BELMONT, Mass. — Prof. Richard Hovannisian on May 6 was the speaker at the first in-person evening lecture event since the beginning of the pandemic, at the National Association for Armenian Studies and Research (NAASR), for a program co-sponsored by the Armenian Mirror-Spectator. The program was also available online.
Hovannisian was there to speak about the book Armenian Communities of Persia/Iran: History, Trade, Culture, of which he is the editor. The book is a result of the proceeds from the last in the UCLA conference series, titled “Historic Armenian Cities and Provinces.”
Hovannisian, 89, made few concessions to age; the only difference from previous years was that he was sitting.

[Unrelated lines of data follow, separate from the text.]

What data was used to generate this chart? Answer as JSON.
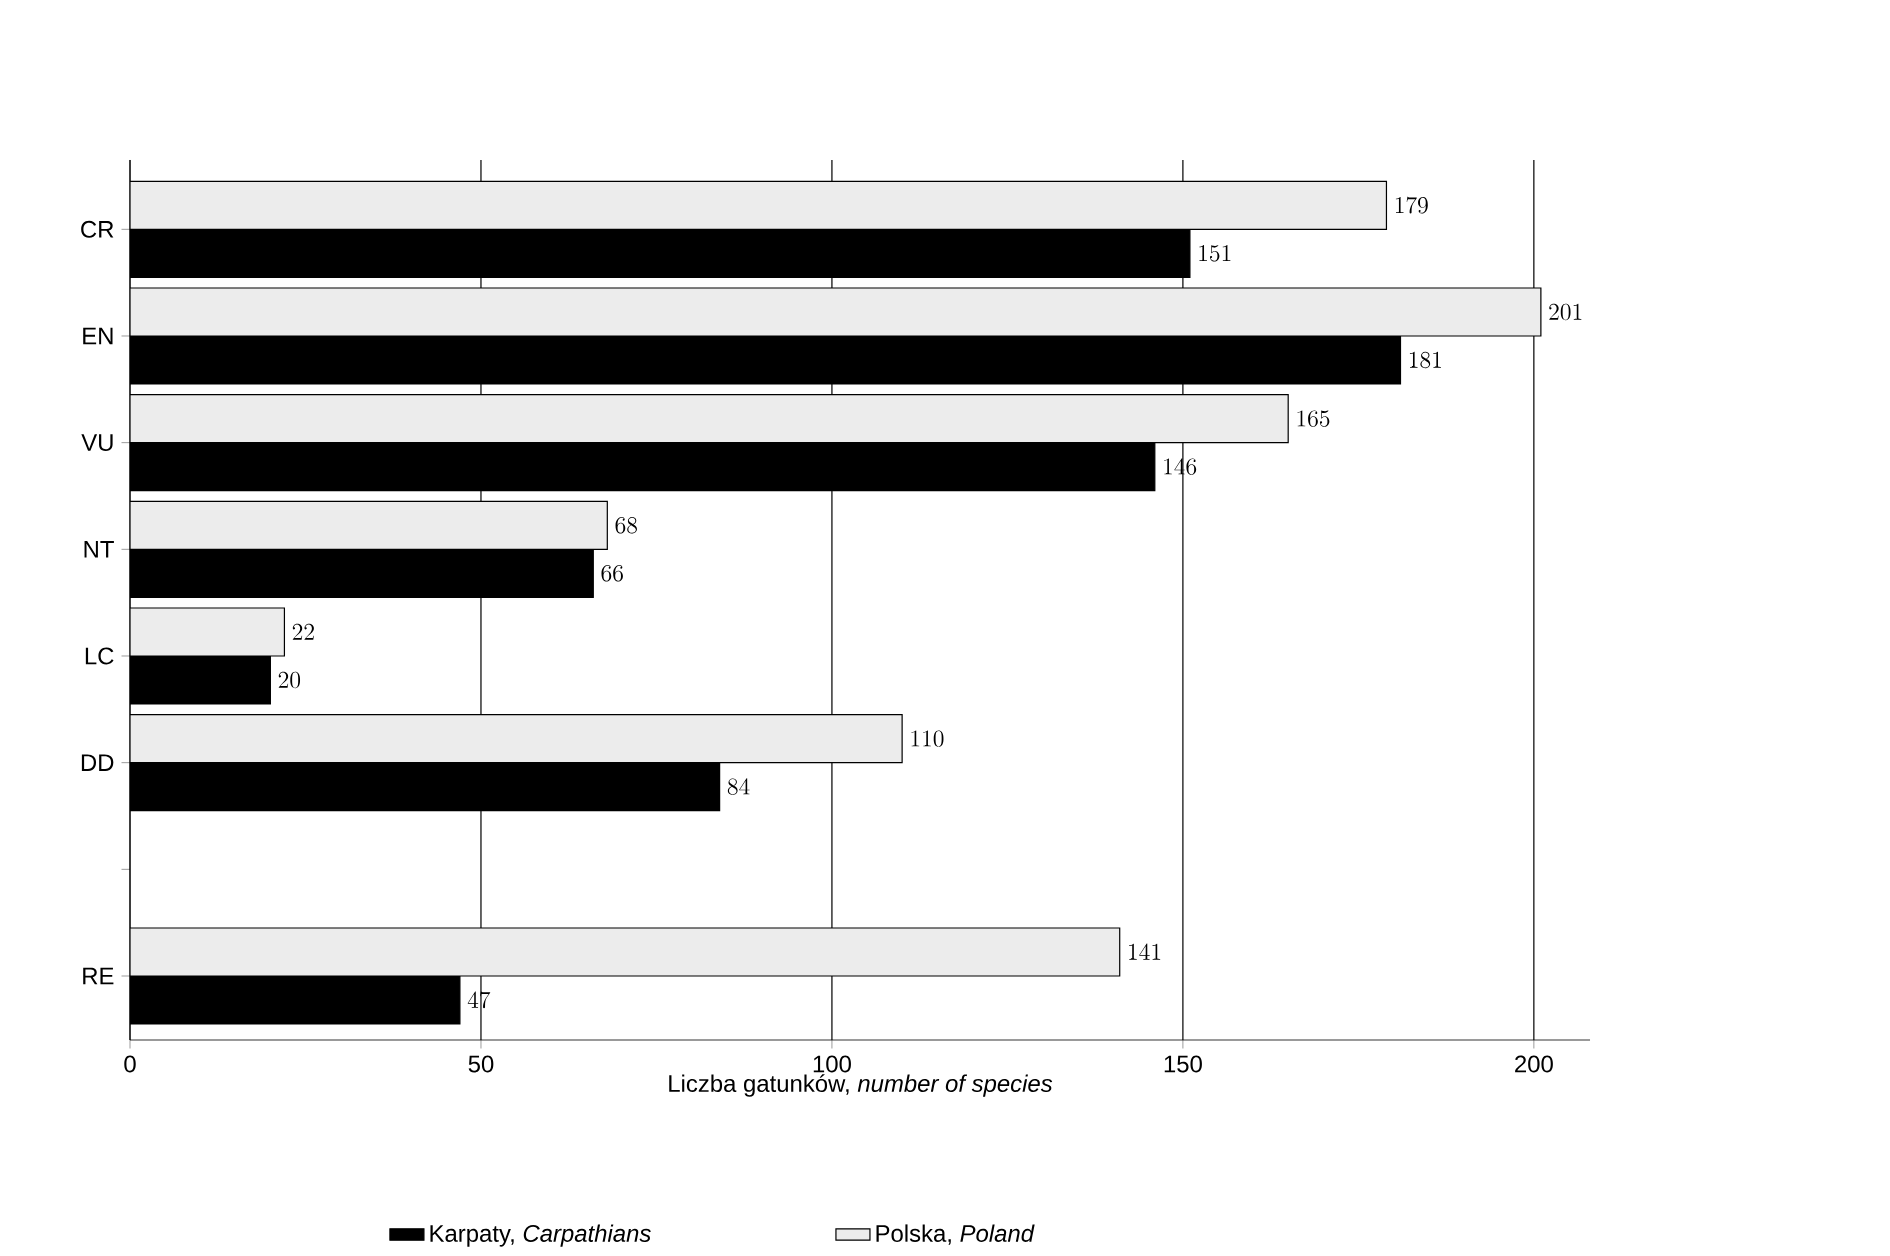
{
  "chart_data": {
    "type": "bar",
    "orientation": "horizontal",
    "categories": [
      "CR",
      "EN",
      "VU",
      "NT",
      "LC",
      "DD",
      null,
      "RE"
    ],
    "series": [
      {
        "name": "Karpaty, *Carpathians*",
        "color": "#000000",
        "values": [
          151,
          181,
          146,
          66,
          20,
          84,
          null,
          47
        ]
      },
      {
        "name": "Polska, *Poland*",
        "color": "#ececec",
        "values": [
          179,
          201,
          165,
          68,
          22,
          110,
          null,
          141
        ]
      }
    ],
    "xlabel": "Liczba gatunków, *number of species*",
    "xlim": [
      0,
      208
    ],
    "xticks": [
      0,
      50,
      100,
      150,
      200
    ],
    "grid": "x",
    "legend": "bottom",
    "data_labels": true
  }
}
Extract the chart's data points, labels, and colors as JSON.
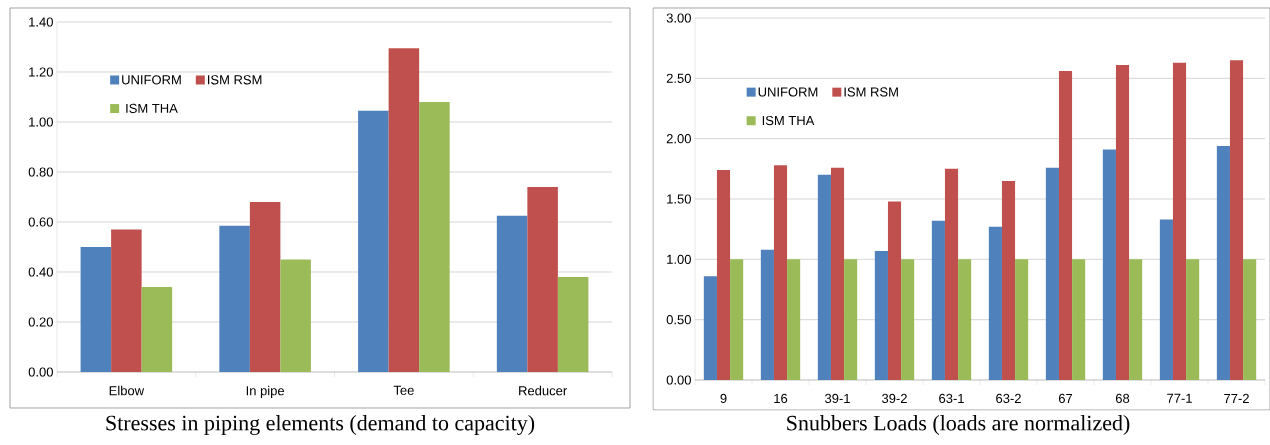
{
  "chart_data": [
    {
      "type": "bar",
      "title": "Stresses in piping elements (demand to capacity)",
      "categories": [
        "Elbow",
        "In pipe",
        "Tee",
        "Reducer"
      ],
      "series": [
        {
          "name": "UNIFORM",
          "color": "#4f81bd",
          "values": [
            0.5,
            0.585,
            1.045,
            0.625
          ]
        },
        {
          "name": "ISM RSM",
          "color": "#c0504d",
          "values": [
            0.57,
            0.68,
            1.295,
            0.74
          ]
        },
        {
          "name": "ISM THA",
          "color": "#9bbb59",
          "values": [
            0.34,
            0.45,
            1.08,
            0.38
          ]
        }
      ],
      "ylim": [
        0,
        1.4
      ],
      "yticks": [
        {
          "value": 0,
          "label": "0.00"
        },
        {
          "value": 0.2,
          "label": "0.20"
        },
        {
          "value": 0.4,
          "label": "0.40"
        },
        {
          "value": 0.6,
          "label": "0.60"
        },
        {
          "value": 0.8,
          "label": "0.80"
        },
        {
          "value": 1.0,
          "label": "1.00"
        },
        {
          "value": 1.2,
          "label": "1.20"
        },
        {
          "value": 1.4,
          "label": "1.40"
        }
      ],
      "grid": "y",
      "legend": "top left"
    },
    {
      "type": "bar",
      "title": "Snubbers Loads (loads are normalized)",
      "categories": [
        "9",
        "16",
        "39-1",
        "39-2",
        "63-1",
        "63-2",
        "67",
        "68",
        "77-1",
        "77-2"
      ],
      "series": [
        {
          "name": "UNIFORM",
          "color": "#4f81bd",
          "values": [
            0.86,
            1.08,
            1.7,
            1.07,
            1.32,
            1.27,
            1.76,
            1.91,
            1.33,
            1.94
          ]
        },
        {
          "name": "ISM RSM",
          "color": "#c0504d",
          "values": [
            1.74,
            1.78,
            1.76,
            1.48,
            1.75,
            1.65,
            2.56,
            2.61,
            2.63,
            2.65
          ]
        },
        {
          "name": "ISM THA",
          "color": "#9bbb59",
          "values": [
            1.0,
            1.0,
            1.0,
            1.0,
            1.0,
            1.0,
            1.0,
            1.0,
            1.0,
            1.0
          ]
        }
      ],
      "ylim": [
        0,
        3.0
      ],
      "yticks": [
        {
          "value": 0,
          "label": "0.00"
        },
        {
          "value": 0.5,
          "label": "0.50"
        },
        {
          "value": 1.0,
          "label": "1.00"
        },
        {
          "value": 1.5,
          "label": "1.50"
        },
        {
          "value": 2.0,
          "label": "2.00"
        },
        {
          "value": 2.5,
          "label": "2.50"
        },
        {
          "value": 3.0,
          "label": "3.00"
        }
      ],
      "grid": "y",
      "legend": "top left"
    }
  ]
}
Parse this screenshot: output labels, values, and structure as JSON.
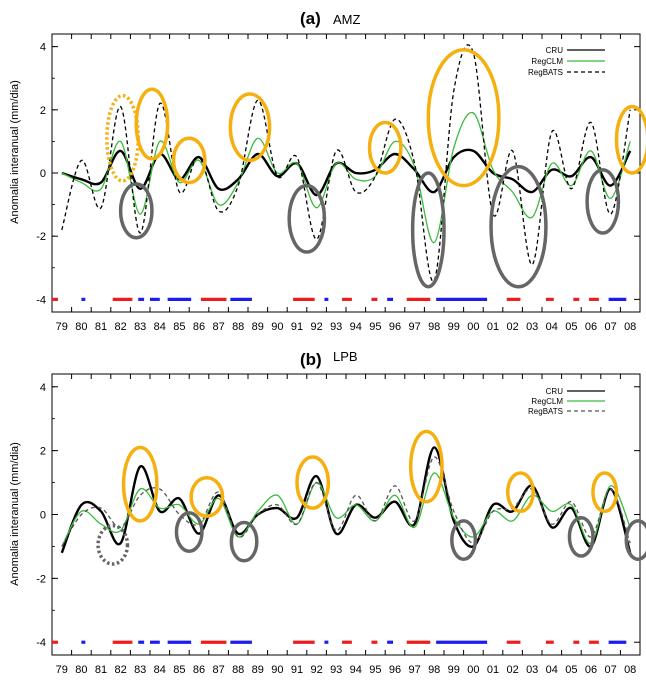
{
  "chart_data": [
    {
      "type": "line",
      "panel_label": "(a)",
      "region": "AMZ",
      "ylabel": "Anomalia interanual  (mm/dia)",
      "ylim": [
        -4.4,
        4.4
      ],
      "yticks": [
        -4,
        -2,
        0,
        2,
        4
      ],
      "xlim": [
        1979,
        2009
      ],
      "xticklabels": [
        "79",
        "80",
        "81",
        "82",
        "83",
        "84",
        "85",
        "86",
        "87",
        "88",
        "89",
        "90",
        "91",
        "92",
        "93",
        "94",
        "95",
        "96",
        "97",
        "98",
        "99",
        "00",
        "01",
        "02",
        "03",
        "04",
        "05",
        "06",
        "07",
        "08"
      ],
      "legend": {
        "position": "top-right",
        "entries": [
          "CRU",
          "RegCLM",
          "RegBATS"
        ]
      },
      "series": [
        {
          "name": "CRU",
          "color": "#000000",
          "style": "solid",
          "x": [
            1979,
            1980,
            1981,
            1982,
            1983,
            1984,
            1985,
            1986,
            1987,
            1988,
            1989,
            1990,
            1991,
            1992,
            1993,
            1994,
            1995,
            1996,
            1997,
            1998,
            1999,
            2000,
            2001,
            2002,
            2003,
            2004,
            2005,
            2006,
            2007,
            2008
          ],
          "y": [
            0.0,
            -0.2,
            -0.3,
            0.7,
            -0.5,
            0.6,
            -0.2,
            0.5,
            -0.5,
            -0.2,
            0.6,
            -0.1,
            0.3,
            -0.7,
            0.3,
            0.0,
            0.1,
            0.6,
            0.1,
            -0.6,
            0.5,
            0.7,
            0.0,
            -0.2,
            -0.6,
            0.1,
            -0.1,
            0.5,
            -0.4,
            0.7
          ]
        },
        {
          "name": "RegCLM",
          "color": "#3cba3c",
          "style": "solid",
          "x": [
            1979,
            1980,
            1981,
            1982,
            1983,
            1984,
            1985,
            1986,
            1987,
            1988,
            1989,
            1990,
            1991,
            1992,
            1993,
            1994,
            1995,
            1996,
            1997,
            1998,
            1999,
            2000,
            2001,
            2002,
            2003,
            2004,
            2005,
            2006,
            2007,
            2008
          ],
          "y": [
            0.0,
            -0.3,
            -0.5,
            1.0,
            -1.3,
            1.0,
            -0.3,
            0.4,
            -1.0,
            -0.3,
            1.1,
            0.0,
            0.3,
            -1.1,
            0.3,
            -0.2,
            -0.1,
            1.0,
            0.2,
            -2.2,
            0.8,
            1.9,
            0.1,
            -0.6,
            -1.4,
            0.3,
            -0.4,
            0.7,
            -0.8,
            1.0
          ]
        },
        {
          "name": "RegBATS",
          "color": "#000000",
          "style": "dashed",
          "x": [
            1979,
            1980,
            1981,
            1982,
            1983,
            1984,
            1985,
            1986,
            1987,
            1988,
            1989,
            1990,
            1991,
            1992,
            1993,
            1994,
            1995,
            1996,
            1997,
            1998,
            1999,
            2000,
            2001,
            2002,
            2003,
            2004,
            2005,
            2006,
            2007,
            2008
          ],
          "y": [
            -1.8,
            0.4,
            -1.1,
            2.1,
            -1.9,
            2.2,
            -0.6,
            0.5,
            -1.2,
            -0.4,
            2.3,
            -0.1,
            0.5,
            -2.1,
            0.7,
            -0.6,
            -0.1,
            1.7,
            0.3,
            -3.4,
            2.6,
            3.8,
            -1.3,
            0.7,
            -2.9,
            1.3,
            -0.5,
            1.6,
            -1.3,
            2.0
          ]
        }
      ],
      "event_bars_y": -4,
      "event_bars": [
        {
          "color": "red",
          "x": [
            1979.0,
            1979.3
          ]
        },
        {
          "color": "blue",
          "x": [
            1980.5,
            1980.7
          ]
        },
        {
          "color": "red",
          "x": [
            1982.1,
            1983.1
          ]
        },
        {
          "color": "blue",
          "x": [
            1983.4,
            1983.7
          ]
        },
        {
          "color": "blue",
          "x": [
            1984.0,
            1984.5
          ]
        },
        {
          "color": "blue",
          "x": [
            1984.9,
            1986.1
          ]
        },
        {
          "color": "red",
          "x": [
            1986.6,
            1987.9
          ]
        },
        {
          "color": "blue",
          "x": [
            1988.1,
            1989.2
          ]
        },
        {
          "color": "red",
          "x": [
            1991.3,
            1992.4
          ]
        },
        {
          "color": "blue",
          "x": [
            1992.9,
            1993.1
          ]
        },
        {
          "color": "red",
          "x": [
            1993.8,
            1994.3
          ]
        },
        {
          "color": "red",
          "x": [
            1995.3,
            1995.6
          ]
        },
        {
          "color": "blue",
          "x": [
            1996.1,
            1996.4
          ]
        },
        {
          "color": "red",
          "x": [
            1997.1,
            1998.3
          ]
        },
        {
          "color": "blue",
          "x": [
            1998.6,
            2001.2
          ]
        },
        {
          "color": "red",
          "x": [
            2002.2,
            2002.9
          ]
        },
        {
          "color": "red",
          "x": [
            2004.2,
            2004.6
          ]
        },
        {
          "color": "red",
          "x": [
            2005.6,
            2005.9
          ]
        },
        {
          "color": "red",
          "x": [
            2006.4,
            2006.9
          ]
        },
        {
          "color": "blue",
          "x": [
            2007.4,
            2008.3
          ]
        }
      ],
      "highlight_ellipses": [
        {
          "color": "orange",
          "style": "dotted",
          "cx": 1982.6,
          "cy": 1.1,
          "rx": 0.8,
          "ry": 1.35
        },
        {
          "color": "orange",
          "style": "solid",
          "cx": 1984.1,
          "cy": 1.55,
          "rx": 0.8,
          "ry": 1.1
        },
        {
          "color": "orange",
          "style": "solid",
          "cx": 1986.0,
          "cy": 0.4,
          "rx": 0.8,
          "ry": 0.7
        },
        {
          "color": "orange",
          "style": "solid",
          "cx": 1989.1,
          "cy": 1.45,
          "rx": 1.0,
          "ry": 1.05
        },
        {
          "color": "orange",
          "style": "solid",
          "cx": 1996.0,
          "cy": 0.8,
          "rx": 0.8,
          "ry": 0.8
        },
        {
          "color": "orange",
          "style": "solid",
          "cx": 2000.0,
          "cy": 1.75,
          "rx": 1.8,
          "ry": 2.15
        },
        {
          "color": "orange",
          "style": "solid",
          "cx": 2008.6,
          "cy": 1.05,
          "rx": 0.8,
          "ry": 1.05
        },
        {
          "color": "gray",
          "style": "solid",
          "cx": 1983.3,
          "cy": -1.2,
          "rx": 0.8,
          "ry": 0.85
        },
        {
          "color": "gray",
          "style": "solid",
          "cx": 1992.0,
          "cy": -1.45,
          "rx": 0.9,
          "ry": 1.05
        },
        {
          "color": "gray",
          "style": "solid",
          "cx": 1998.2,
          "cy": -1.8,
          "rx": 0.8,
          "ry": 1.8
        },
        {
          "color": "gray",
          "style": "solid",
          "cx": 2002.8,
          "cy": -1.7,
          "rx": 1.4,
          "ry": 1.9
        },
        {
          "color": "gray",
          "style": "solid",
          "cx": 2007.1,
          "cy": -0.9,
          "rx": 0.8,
          "ry": 1.0
        }
      ]
    },
    {
      "type": "line",
      "panel_label": "(b)",
      "region": "LPB",
      "ylabel": "Anomalia interanual  (mm/dia)",
      "ylim": [
        -4.4,
        4.4
      ],
      "yticks": [
        -4,
        -2,
        0,
        2,
        4
      ],
      "xlim": [
        1979,
        2009
      ],
      "xticklabels": [
        "79",
        "80",
        "81",
        "82",
        "83",
        "84",
        "85",
        "86",
        "87",
        "88",
        "89",
        "90",
        "91",
        "92",
        "93",
        "94",
        "95",
        "96",
        "97",
        "98",
        "99",
        "00",
        "01",
        "02",
        "03",
        "04",
        "05",
        "06",
        "07",
        "08"
      ],
      "legend": {
        "position": "top-right",
        "entries": [
          "CRU",
          "RegCLM",
          "RegBATS"
        ]
      },
      "series": [
        {
          "name": "CRU",
          "color": "#000000",
          "style": "solid",
          "x": [
            1979,
            1980,
            1981,
            1982,
            1983,
            1984,
            1985,
            1986,
            1987,
            1988,
            1989,
            1990,
            1991,
            1992,
            1993,
            1994,
            1995,
            1996,
            1997,
            1998,
            1999,
            2000,
            2001,
            2002,
            2003,
            2004,
            2005,
            2006,
            2007,
            2008
          ],
          "y": [
            -1.2,
            0.3,
            0.1,
            -0.9,
            1.5,
            0.1,
            0.5,
            -0.6,
            0.6,
            -0.6,
            0.0,
            0.2,
            -0.1,
            1.2,
            -0.6,
            0.3,
            -0.1,
            0.4,
            -0.3,
            2.1,
            -0.2,
            -1.0,
            0.3,
            0.1,
            0.9,
            -0.4,
            0.2,
            -1.0,
            0.8,
            -1.2
          ]
        },
        {
          "name": "RegCLM",
          "color": "#3cba3c",
          "style": "solid",
          "x": [
            1979,
            1980,
            1981,
            1982,
            1983,
            1984,
            1985,
            1986,
            1987,
            1988,
            1989,
            1990,
            1991,
            1992,
            1993,
            1994,
            1995,
            1996,
            1997,
            1998,
            1999,
            2000,
            2001,
            2002,
            2003,
            2004,
            2005,
            2006,
            2007,
            2008
          ],
          "y": [
            -1.0,
            0.1,
            -0.3,
            -0.5,
            0.8,
            0.2,
            0.3,
            -0.3,
            0.5,
            -0.7,
            0.1,
            0.6,
            -0.3,
            1.0,
            -0.1,
            0.3,
            -0.2,
            0.6,
            -0.4,
            1.3,
            -0.1,
            -0.7,
            0.1,
            -0.2,
            0.6,
            0.1,
            0.3,
            -0.9,
            0.9,
            -0.4
          ]
        },
        {
          "name": "RegBATS",
          "color": "#555555",
          "style": "dashed",
          "x": [
            1979,
            1980,
            1981,
            1982,
            1983,
            1984,
            1985,
            1986,
            1987,
            1988,
            1989,
            1990,
            1991,
            1992,
            1993,
            1994,
            1995,
            1996,
            1997,
            1998,
            1999,
            2000,
            2001,
            2002,
            2003,
            2004,
            2005,
            2006,
            2007,
            2008
          ],
          "y": [
            -1.0,
            0.0,
            0.2,
            -0.4,
            0.6,
            0.8,
            0.0,
            -0.3,
            0.7,
            -0.7,
            0.0,
            0.3,
            -0.3,
            1.0,
            -0.5,
            0.6,
            -0.2,
            0.9,
            -0.2,
            1.8,
            0.1,
            -0.9,
            0.1,
            0.2,
            0.8,
            -0.3,
            0.4,
            -0.7,
            0.8,
            -0.9
          ]
        }
      ],
      "event_bars_y": -4,
      "event_bars": [
        {
          "color": "red",
          "x": [
            1979.0,
            1979.3
          ]
        },
        {
          "color": "blue",
          "x": [
            1980.5,
            1980.7
          ]
        },
        {
          "color": "red",
          "x": [
            1982.1,
            1983.1
          ]
        },
        {
          "color": "blue",
          "x": [
            1983.4,
            1983.7
          ]
        },
        {
          "color": "blue",
          "x": [
            1984.0,
            1984.5
          ]
        },
        {
          "color": "blue",
          "x": [
            1984.9,
            1986.1
          ]
        },
        {
          "color": "red",
          "x": [
            1986.6,
            1987.9
          ]
        },
        {
          "color": "blue",
          "x": [
            1988.1,
            1989.2
          ]
        },
        {
          "color": "red",
          "x": [
            1991.3,
            1992.4
          ]
        },
        {
          "color": "blue",
          "x": [
            1992.9,
            1993.1
          ]
        },
        {
          "color": "red",
          "x": [
            1993.8,
            1994.3
          ]
        },
        {
          "color": "red",
          "x": [
            1995.3,
            1995.6
          ]
        },
        {
          "color": "blue",
          "x": [
            1996.1,
            1996.4
          ]
        },
        {
          "color": "red",
          "x": [
            1997.1,
            1998.3
          ]
        },
        {
          "color": "blue",
          "x": [
            1998.6,
            2001.2
          ]
        },
        {
          "color": "red",
          "x": [
            2002.2,
            2002.9
          ]
        },
        {
          "color": "red",
          "x": [
            2004.2,
            2004.6
          ]
        },
        {
          "color": "red",
          "x": [
            2005.6,
            2005.9
          ]
        },
        {
          "color": "red",
          "x": [
            2006.4,
            2006.9
          ]
        },
        {
          "color": "blue",
          "x": [
            2007.4,
            2008.3
          ]
        }
      ],
      "highlight_ellipses": [
        {
          "color": "gray",
          "style": "dotted",
          "cx": 1982.1,
          "cy": -0.95,
          "rx": 0.75,
          "ry": 0.6
        },
        {
          "color": "orange",
          "style": "solid",
          "cx": 1983.5,
          "cy": 0.95,
          "rx": 0.85,
          "ry": 1.15
        },
        {
          "color": "orange",
          "style": "solid",
          "cx": 1986.9,
          "cy": 0.55,
          "rx": 0.8,
          "ry": 0.6
        },
        {
          "color": "orange",
          "style": "solid",
          "cx": 1992.3,
          "cy": 1.0,
          "rx": 0.8,
          "ry": 0.8
        },
        {
          "color": "orange",
          "style": "solid",
          "cx": 1998.1,
          "cy": 1.5,
          "rx": 0.8,
          "ry": 1.1
        },
        {
          "color": "orange",
          "style": "solid",
          "cx": 2002.9,
          "cy": 0.7,
          "rx": 0.65,
          "ry": 0.6
        },
        {
          "color": "orange",
          "style": "solid",
          "cx": 2007.2,
          "cy": 0.7,
          "rx": 0.6,
          "ry": 0.6
        },
        {
          "color": "gray",
          "style": "solid",
          "cx": 1986.0,
          "cy": -0.55,
          "rx": 0.65,
          "ry": 0.6
        },
        {
          "color": "gray",
          "style": "solid",
          "cx": 1988.8,
          "cy": -0.85,
          "rx": 0.65,
          "ry": 0.6
        },
        {
          "color": "gray",
          "style": "solid",
          "cx": 2000.0,
          "cy": -0.8,
          "rx": 0.6,
          "ry": 0.6
        },
        {
          "color": "gray",
          "style": "solid",
          "cx": 2006.0,
          "cy": -0.7,
          "rx": 0.6,
          "ry": 0.6
        },
        {
          "color": "gray",
          "style": "solid",
          "cx": 2008.9,
          "cy": -0.8,
          "rx": 0.6,
          "ry": 0.6
        }
      ]
    }
  ],
  "colors": {
    "orange": "#f5b010",
    "gray": "#666666",
    "red": "#ee1c1c",
    "blue": "#1c1cee"
  }
}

He still speaks without notes, deliberately and calmly.
“I feel very fortunate I have been able to come back to the greater Boston area for the first time in several years since we all became home bound and worry bound,” he said, praising the “renewed and expanded facility” of NAASR, whose headquarters had undergone an extensive renovation which had been unveiled in the months before the pandemic.
“I didn’t think I would ever do this volume. All my other volumes in this series dealt with Armenian communities of the Ottoman Empire that are now in Turkey,” he said, adding that he had organized two conference on Iran and one on Jerusalem. “When I was urged to do so by the publisher, I said there are many others far more capable than I, but there were no takers,” he joked.
He has dedicated the book to his late wife, Dr. Vartiter Kotcholosian Hovannisian, “who for over 60 years was a beloved physician but also my academic partner as we traveled the together, into archives around the world, and her fluency in German, Russian and Armenian made it so much easier for me to be able to work and put together the volumes that we have over the years,” he said. She had passed away in November 2021.